In the last day or two, we’ve seen the pattern emerge of two very different advertising strategies that make sense for each campaign’s needs.
To have an electoral chance, John McCain’s camp has to make Barack Obama unacceptable, and they need to reach as wide an audience as possible to virally spread attacks on his character. They need to deputize as many citizen smearers as possible to go forth and spread the word that this guy can’t be trusted to lead. It’s not so much the issues – Democrats have too large an edge in the generic policy preference in this cycle and Nate’s innovative graph shows Obama is squarely in the Democratic policy mainstream – it’s Obama’s personhood that must be undermined in order to differentiate him from the hypothetical generic Democrat.
To that end, the McCain camp has gamed out the back and forth. McCain’s group raises fear about Obama, Obama calls out the behavior as fearmongering by trying to remind people he’s different, McCain replies that Obama is playing the race card. This is catnip for the media. As Chuck Todd said the other morning, any day that race is the topic (regardless of who’s right about who played the race card) is a bad day for Obama.
Obama’s contrasting strategy: Only go negative in substantive ways on a local level. In Ohio, Obama is blasting McCain on the local impact of the loss of 8,000 jobs in the DHL-Airborne Express fallout. Campaign manager David Plouffe says everyone in the Cincinnati and Dayton markets will know that ad by November 4. In Nevada, Obama has an ad hammering McCain on the local substantive issue of Yucca Mountain.
This localized negative ad strategy dovetails with the Obama campaign’s focus that national tracking polls don’t matter, only winning the states it has to win does. Obama’s team beat the inevitable Clinton machine in no small part because it outhustled and precisely targeted its resources to win very specific battles en route to the overall win. It understands the approach we take here at FiveThirtyEight, which is to focus on electoral math and state-by-state polls with an eye toward heavy localized organizing.

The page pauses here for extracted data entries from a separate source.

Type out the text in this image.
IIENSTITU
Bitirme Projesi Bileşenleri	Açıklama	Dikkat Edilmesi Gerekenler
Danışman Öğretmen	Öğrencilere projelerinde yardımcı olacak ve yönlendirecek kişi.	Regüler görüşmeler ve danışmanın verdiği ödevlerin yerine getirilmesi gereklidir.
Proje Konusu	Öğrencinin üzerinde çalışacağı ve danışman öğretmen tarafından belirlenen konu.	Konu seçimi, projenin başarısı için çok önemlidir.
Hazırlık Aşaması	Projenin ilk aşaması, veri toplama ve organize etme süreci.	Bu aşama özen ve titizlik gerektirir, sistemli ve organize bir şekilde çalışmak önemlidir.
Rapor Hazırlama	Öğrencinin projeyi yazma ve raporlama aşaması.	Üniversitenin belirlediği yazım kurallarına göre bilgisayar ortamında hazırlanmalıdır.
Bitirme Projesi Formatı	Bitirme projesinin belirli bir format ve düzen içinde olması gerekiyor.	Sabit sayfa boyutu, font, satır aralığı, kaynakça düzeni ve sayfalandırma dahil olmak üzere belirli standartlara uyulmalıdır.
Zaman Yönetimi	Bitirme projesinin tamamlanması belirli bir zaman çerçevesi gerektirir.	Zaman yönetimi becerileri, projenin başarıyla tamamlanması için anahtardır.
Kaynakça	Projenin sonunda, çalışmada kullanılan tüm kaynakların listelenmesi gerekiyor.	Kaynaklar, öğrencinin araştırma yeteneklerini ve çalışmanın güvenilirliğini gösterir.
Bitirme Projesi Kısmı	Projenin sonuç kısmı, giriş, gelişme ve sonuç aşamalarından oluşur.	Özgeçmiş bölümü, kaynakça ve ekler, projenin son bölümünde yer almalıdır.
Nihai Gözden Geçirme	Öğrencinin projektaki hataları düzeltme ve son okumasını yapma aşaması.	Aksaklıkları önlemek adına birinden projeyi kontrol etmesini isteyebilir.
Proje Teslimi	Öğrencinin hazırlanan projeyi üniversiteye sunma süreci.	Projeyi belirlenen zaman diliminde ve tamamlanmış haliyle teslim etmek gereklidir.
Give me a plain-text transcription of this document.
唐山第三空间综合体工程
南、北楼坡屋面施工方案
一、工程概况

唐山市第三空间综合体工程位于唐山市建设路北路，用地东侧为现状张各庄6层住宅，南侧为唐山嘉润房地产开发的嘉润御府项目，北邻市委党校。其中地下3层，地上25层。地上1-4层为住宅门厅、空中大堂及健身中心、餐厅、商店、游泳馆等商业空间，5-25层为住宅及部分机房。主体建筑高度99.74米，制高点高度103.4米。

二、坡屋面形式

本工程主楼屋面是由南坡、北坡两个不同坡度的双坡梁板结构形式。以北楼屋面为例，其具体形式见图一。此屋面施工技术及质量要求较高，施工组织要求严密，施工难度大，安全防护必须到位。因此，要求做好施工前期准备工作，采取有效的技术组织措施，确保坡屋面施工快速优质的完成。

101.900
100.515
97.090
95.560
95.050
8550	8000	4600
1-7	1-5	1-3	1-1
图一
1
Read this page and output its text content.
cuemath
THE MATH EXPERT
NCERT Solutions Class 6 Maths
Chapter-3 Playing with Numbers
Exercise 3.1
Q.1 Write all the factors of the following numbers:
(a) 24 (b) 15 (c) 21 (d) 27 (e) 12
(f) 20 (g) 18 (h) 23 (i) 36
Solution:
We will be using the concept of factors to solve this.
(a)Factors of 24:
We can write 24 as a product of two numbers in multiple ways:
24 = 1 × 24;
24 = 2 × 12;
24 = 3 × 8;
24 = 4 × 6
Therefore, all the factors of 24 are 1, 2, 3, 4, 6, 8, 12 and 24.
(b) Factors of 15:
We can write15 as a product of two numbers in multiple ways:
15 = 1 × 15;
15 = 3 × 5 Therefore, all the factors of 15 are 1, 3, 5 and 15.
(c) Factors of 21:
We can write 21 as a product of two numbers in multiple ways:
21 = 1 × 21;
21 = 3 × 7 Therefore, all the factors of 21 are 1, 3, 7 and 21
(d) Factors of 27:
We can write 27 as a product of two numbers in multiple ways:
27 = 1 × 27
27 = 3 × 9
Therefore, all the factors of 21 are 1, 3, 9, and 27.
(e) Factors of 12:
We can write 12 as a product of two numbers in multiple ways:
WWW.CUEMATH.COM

Obama’s strategy is probably optimal; he has to be very careful with his own negative ads, despite the gnashing of teeth by some in Democratic corners that he launch heavy blanket offensives that change the media storyline (hint: it would be, “with his negative ads, is Obama really a new politician?”). Obama’s brand, for better or for worse, is about the toxic effect in out politics of character attacks and the politics of personal destruction. McCain’s camp is surely salivating at the opportunity to use the fact of any negative advertising to label Obama as fraudulent. But if the ads themselves are about a specific issue, it prevents the media from being able to discuss the implications of a negative Obama ad without explaining the dispute, thus amplifying the substance of the Obama claim.

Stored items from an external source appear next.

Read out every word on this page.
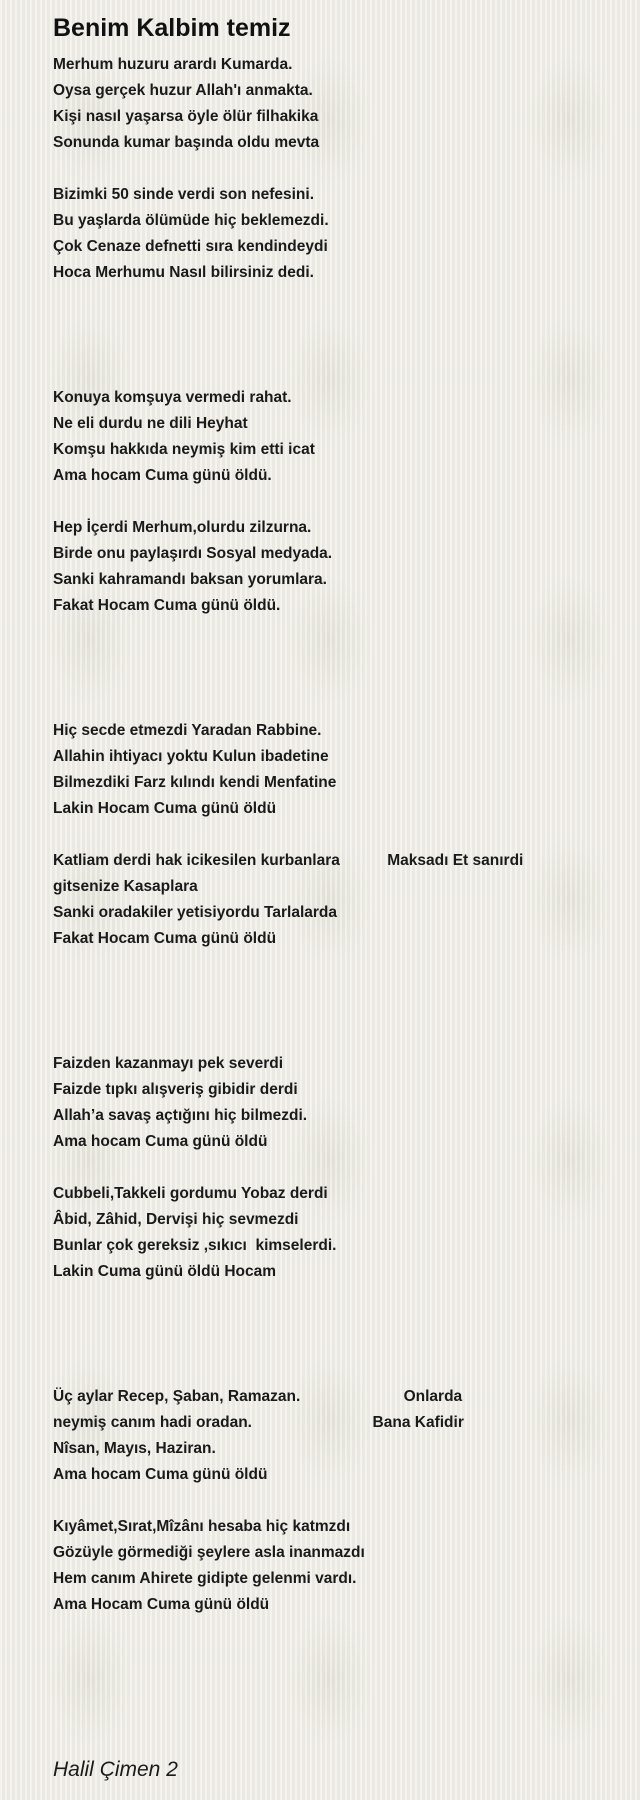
Benim Kalbim temiz
Merhum huzuru arardı Kumarda.
Oysa gerçek huzur Allah'ı anmakta.
Kişi nasıl yaşarsa öyle ölür filhakika
Sonunda kumar başında oldu mevta
Bizimki 50 sinde verdi son nefesini.
Bu yaşlarda ölümüde hiç beklemezdi.
Çok Cenaze defnetti sıra kendindeydi
Hoca Merhumu Nasıl bilirsiniz dedi.
Konuya komşuya vermedi rahat.
Ne eli durdu ne dili Heyhat
Komşu hakkıda neymiş kim etti icat
Ama hocam Cuma günü öldü.
Hep İçerdi Merhum,olurdu zilzurna.
Birde onu paylaşırdı Sosyal medyada.
Sanki kahramandı baksan yorumlara.
Fakat Hocam Cuma günü öldü.
Hiç secde etmezdi Yaradan Rabbine.
Allahin ihtiyacı yoktu Kulun ibadetine
Bilmezdiki Farz kılındı kendi Menfatine
Lakin Hocam Cuma günü öldü
Katliam derdi hak icikesilen kurbanlara           Maksadı Et sanırdi
gitsenize Kasaplara
Sanki oradakiler yetisiyordu Tarlalarda
Fakat Hocam Cuma günü öldü
Faizden kazanmayı pek severdi
Faizde tıpkı alışveriş gibidir derdi
Allah’a savaş açtığını hiç bilmezdi.
Ama hocam Cuma günü öldü
Cubbeli,Takkeli gordumu Yobaz derdi
Âbid, Zâhid, Dervişi hiç sevmezdi
Bunlar çok gereksiz ,sıkıcı  kimselerdi.
Lakin Cuma günü öldü Hocam
Üç aylar Recep, Şaban, Ramazan.                        Onlarda
neymiş canım hadi oradan.                            Bana Kafidir
Nîsan, Mayıs, Haziran.
Ama hocam Cuma günü öldü
Kıyâmet,Sırat,Mîzânı hesaba hiç katmzdı
Gözüyle görmediği şeylere asla inanmazdı
Hem canım Ahirete gidipte gelenmi vardı.
Ama Hocam Cuma günü öldü
Halil Çimen 2
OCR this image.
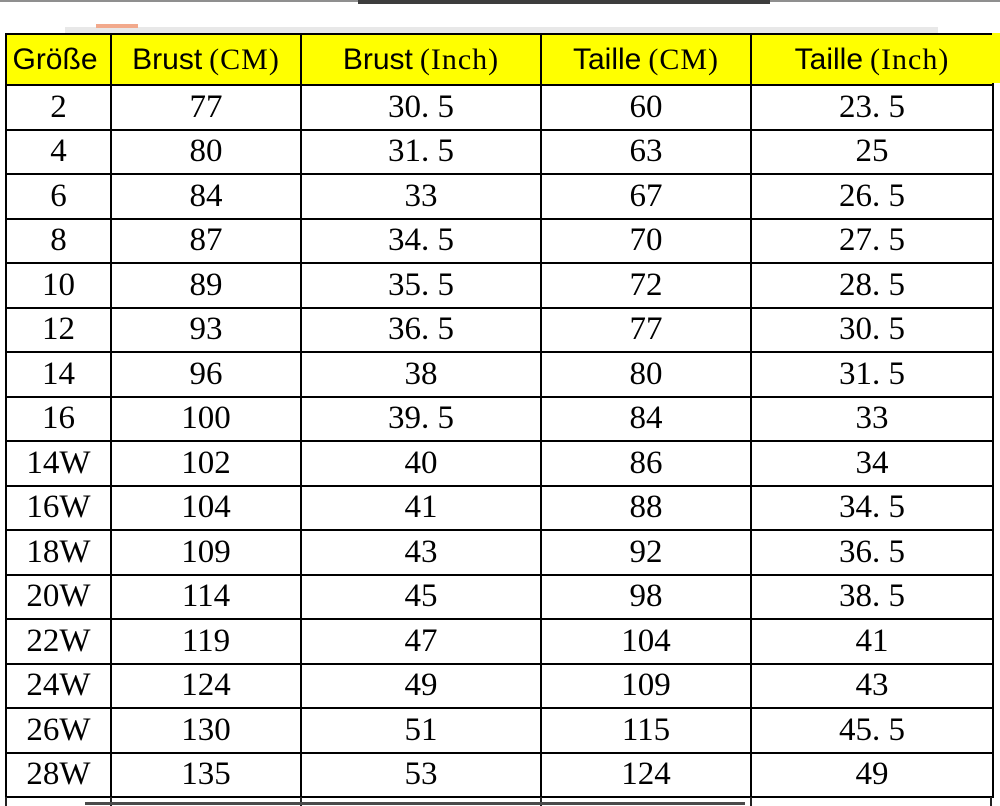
Größe	Brust (CM)	Brust (Inch)	Taille (CM)	Taille (Inch)
2	77	30. 5	60	23. 5
4	80	31. 5	63	25
6	84	33	67	26. 5
8	87	34. 5	70	27. 5
10	89	35. 5	72	28. 5
12	93	36. 5	77	30. 5
14	96	38	80	31. 5
16	100	39. 5	84	33
14W	102	40	86	34
16W	104	41	88	34. 5
18W	109	43	92	36. 5
20W	114	45	98	38. 5
22W	119	47	104	41
24W	124	49	109	43
26W	130	51	115	45. 5
28W	135	53	124	49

Given that the Democratic primary lasted so long, Obama’s team had the opportunity to test state-specific messaging in nearly every state (Michigan and Florida being key exceptions). One would expect this iteration of campaigning to be much more well-informed with internal polling about what issues have traction where. Keep an eye out for this pattern of hitting McCain hard and locally on an array of hot button issues that remind voters how mad they are at Republican policies (see: wrong track).
Incidentally, if Nate hadn’t posted about John McCain using $6M to go negative during the Olympics, I would have. Wow. Last week, we speculated that even if McCain bought ad time, he’d use it for personal branding because surely, nobody would be so stupid as to punctuate the uplifting Olympics with personal partisan attack ads.
Obama’s Olympic “Hands” ad celebrates American ingenuity and runs for 15 seconds before you have any idea it’s even a political ad. There’s Michael Phelps setting world records, there’s Morgan Freeman’s powerful voiceover in Visa ads celebrating the human condition, then there’s a guy telling you how dangerous his political opponent is. Way to keep the mood going. Grinch, indeed.